Surat tersebut menuai kritik tajam karena diterbitkan oleh kementerian, sementara kunjungan itu diduga hanya urusan pribadi bertajuk “misi budaya”.


Aktivis antikorupsi dari Papua dan Masyarakat Anti-Korupsi Indonesia (MAKI) secara tegas mendesak KPK segera memeriksa istri Menteri UMKM, bukan sekadar mendengar klarifikasi dari sang suami, Maman Abdurrahman.


Aktivis Papua: Jangan Tutup Mata, Ini Dugaan Korupsi Fasilitas Negara


Ketua LSM WGAB Papua, Yerry Basri Mak SH MH, menilai penggunaan surat resmi kementerian untuk kepentingan pribadi adalah penyalahgunaan jabatan dan bentuk gratifikasi terselubung.


“Kalau tidak ada kepentingan negara, kenapa harus pakai surat kementerian? Jangan-jangan Kedubes mengeluarkan anggaran atau sumber daya negara untuk melayani kegiatan pribadi istri pejabat. Ini korupsi fasilitas negara. KPK wajib periksa,” tegas Yerry, Minggu (6/7/2025).

 

Menurut Yerry, selama ini banyak rakyat kecil di Papua sulit mendapatkan perhatian pemerintah, tapi keluarga pejabat bisa dengan mudah memanfaatkan jaringan Kedubes untuk tur keliling Eropa.
“Ini tamparan keras bagi keadilan sosial,” ujarnya


MAKI: Potensi Gratifikasi, Wajib Lapor 30 Hari


Koordinator MAKI, Boyamin Saiman, memperingatkan bahwa pendampingan Kedubes, pengaturan akomodasi, atau jamuan yang diberikan kepada pribadi pejabat atau keluarganya, tanpa dasar tugas negara, secara hukum adalah gratifikasi yang wajib dilaporkan ke KPK dalam waktu maksimal 30 hari.

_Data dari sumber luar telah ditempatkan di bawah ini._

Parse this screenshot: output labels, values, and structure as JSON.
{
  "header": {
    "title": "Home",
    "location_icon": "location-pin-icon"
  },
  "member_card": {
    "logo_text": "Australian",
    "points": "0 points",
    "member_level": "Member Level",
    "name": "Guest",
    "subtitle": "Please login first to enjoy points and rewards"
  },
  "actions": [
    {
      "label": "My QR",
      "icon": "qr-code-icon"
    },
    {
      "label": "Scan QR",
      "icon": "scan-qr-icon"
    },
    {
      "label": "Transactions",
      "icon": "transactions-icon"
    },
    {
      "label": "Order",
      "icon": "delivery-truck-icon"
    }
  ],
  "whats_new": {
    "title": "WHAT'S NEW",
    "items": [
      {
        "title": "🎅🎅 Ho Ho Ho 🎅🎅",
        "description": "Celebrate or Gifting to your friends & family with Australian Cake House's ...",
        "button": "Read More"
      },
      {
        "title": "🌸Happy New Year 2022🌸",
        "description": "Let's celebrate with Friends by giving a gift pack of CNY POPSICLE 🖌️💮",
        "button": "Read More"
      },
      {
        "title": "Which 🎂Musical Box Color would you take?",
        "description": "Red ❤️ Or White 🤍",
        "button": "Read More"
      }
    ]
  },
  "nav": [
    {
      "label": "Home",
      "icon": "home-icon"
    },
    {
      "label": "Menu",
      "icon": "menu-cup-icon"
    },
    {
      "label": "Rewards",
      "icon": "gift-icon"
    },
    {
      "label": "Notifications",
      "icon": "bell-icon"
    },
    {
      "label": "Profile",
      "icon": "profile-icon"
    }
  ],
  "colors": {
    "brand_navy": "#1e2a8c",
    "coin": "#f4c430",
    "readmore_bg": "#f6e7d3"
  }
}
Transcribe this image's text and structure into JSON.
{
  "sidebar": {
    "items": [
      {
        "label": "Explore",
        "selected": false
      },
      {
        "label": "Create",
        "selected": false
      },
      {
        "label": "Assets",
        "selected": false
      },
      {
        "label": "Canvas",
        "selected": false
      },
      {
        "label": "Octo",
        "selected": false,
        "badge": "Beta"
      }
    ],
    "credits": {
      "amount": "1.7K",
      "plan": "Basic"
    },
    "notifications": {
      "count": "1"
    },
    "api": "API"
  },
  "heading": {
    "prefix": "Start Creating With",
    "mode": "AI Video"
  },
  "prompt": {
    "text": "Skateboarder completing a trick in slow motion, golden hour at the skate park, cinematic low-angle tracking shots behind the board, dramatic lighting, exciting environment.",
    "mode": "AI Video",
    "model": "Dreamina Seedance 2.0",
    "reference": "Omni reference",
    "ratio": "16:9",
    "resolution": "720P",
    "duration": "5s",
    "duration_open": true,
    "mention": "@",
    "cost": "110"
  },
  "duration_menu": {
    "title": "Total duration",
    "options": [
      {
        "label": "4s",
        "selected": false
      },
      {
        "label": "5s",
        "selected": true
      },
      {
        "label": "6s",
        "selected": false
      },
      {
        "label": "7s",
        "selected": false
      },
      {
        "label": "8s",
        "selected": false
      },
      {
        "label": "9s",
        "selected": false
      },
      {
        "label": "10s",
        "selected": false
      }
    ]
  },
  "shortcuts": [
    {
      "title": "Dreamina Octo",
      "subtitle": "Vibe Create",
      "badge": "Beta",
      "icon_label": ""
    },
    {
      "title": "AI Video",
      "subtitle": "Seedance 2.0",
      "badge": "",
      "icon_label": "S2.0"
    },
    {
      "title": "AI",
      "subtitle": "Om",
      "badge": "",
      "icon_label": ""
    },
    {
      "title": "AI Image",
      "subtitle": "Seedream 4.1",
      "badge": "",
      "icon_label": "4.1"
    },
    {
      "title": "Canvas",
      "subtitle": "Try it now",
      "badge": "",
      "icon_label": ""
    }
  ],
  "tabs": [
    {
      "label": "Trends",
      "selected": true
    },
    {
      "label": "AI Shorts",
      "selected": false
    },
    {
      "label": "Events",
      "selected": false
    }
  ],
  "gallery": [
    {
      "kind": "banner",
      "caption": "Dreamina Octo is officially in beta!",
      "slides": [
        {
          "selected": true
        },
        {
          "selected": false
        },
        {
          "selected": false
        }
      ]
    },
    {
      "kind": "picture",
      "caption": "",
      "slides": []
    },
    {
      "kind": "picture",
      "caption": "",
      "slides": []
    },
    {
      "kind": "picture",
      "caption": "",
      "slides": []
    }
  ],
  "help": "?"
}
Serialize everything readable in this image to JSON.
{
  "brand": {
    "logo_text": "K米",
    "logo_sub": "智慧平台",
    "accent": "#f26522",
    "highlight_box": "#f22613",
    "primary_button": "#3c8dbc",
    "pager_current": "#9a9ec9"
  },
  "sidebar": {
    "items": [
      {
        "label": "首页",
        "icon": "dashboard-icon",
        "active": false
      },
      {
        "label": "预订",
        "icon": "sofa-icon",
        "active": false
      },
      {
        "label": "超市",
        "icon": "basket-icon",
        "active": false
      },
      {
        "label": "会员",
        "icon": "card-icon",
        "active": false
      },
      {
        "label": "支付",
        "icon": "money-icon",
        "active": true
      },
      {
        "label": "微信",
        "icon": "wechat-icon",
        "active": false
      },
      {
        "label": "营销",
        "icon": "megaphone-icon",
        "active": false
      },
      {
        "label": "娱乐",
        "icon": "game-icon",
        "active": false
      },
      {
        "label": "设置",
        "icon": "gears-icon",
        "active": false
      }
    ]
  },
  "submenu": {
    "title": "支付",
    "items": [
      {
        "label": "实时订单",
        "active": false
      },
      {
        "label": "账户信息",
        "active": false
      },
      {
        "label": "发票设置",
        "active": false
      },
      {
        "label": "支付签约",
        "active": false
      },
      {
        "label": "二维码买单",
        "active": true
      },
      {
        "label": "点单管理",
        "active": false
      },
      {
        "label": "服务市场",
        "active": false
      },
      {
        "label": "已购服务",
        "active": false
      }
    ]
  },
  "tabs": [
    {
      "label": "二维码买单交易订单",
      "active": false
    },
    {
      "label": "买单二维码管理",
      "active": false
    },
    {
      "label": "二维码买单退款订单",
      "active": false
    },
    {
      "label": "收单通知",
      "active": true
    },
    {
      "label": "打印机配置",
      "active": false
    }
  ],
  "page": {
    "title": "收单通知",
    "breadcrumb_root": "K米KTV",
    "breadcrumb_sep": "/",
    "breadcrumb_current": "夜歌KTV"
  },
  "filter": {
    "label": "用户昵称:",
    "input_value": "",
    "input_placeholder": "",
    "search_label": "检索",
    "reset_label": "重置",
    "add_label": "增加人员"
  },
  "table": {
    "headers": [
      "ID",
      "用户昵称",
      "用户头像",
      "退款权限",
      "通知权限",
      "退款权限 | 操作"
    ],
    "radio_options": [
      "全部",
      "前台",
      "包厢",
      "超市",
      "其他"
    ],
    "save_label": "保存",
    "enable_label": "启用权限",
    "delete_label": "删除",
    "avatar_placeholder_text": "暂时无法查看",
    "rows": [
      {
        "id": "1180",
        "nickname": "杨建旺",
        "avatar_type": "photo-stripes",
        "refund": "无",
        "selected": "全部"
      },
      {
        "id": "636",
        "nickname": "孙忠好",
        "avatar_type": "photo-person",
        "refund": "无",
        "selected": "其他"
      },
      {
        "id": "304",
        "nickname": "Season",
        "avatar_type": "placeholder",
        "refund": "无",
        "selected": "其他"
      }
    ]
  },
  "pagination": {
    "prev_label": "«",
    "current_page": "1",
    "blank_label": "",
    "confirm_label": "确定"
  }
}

“Pendampingan atau fasilitas negara yang bukan tugas resmi, walaupun sekadar bantu urusan transportasi atau reservasi hotel, masuk kategori gratifikasi. Kalau tidak dilaporkan, maka bisa diproses pidana korupsi,” jelas Boyamin.

 

Boyamin juga mengkritik langkah Menteri UMKM yang hanya melakukan klarifikasi sepihak.


“Yang menerima fasilitasnya siapa? Istrinya. Maka KPK harus langsung panggil yang bersangkutan, bukan berhenti di klarifikasi suami,” tegasnya.

 

Fakta Kunci yang Menjadi Sorotan 


Surat Resmi Kementerian:
Surat bernomor B-466/SM.UMKM/PR.01/2025, tertanggal 30 Juni 2025, dikirimkan ke 6 Kedutaan Besar dan 1 Konsulat Jenderal. Surat ini menggunakan kop dan nomor agenda resmi kementerian.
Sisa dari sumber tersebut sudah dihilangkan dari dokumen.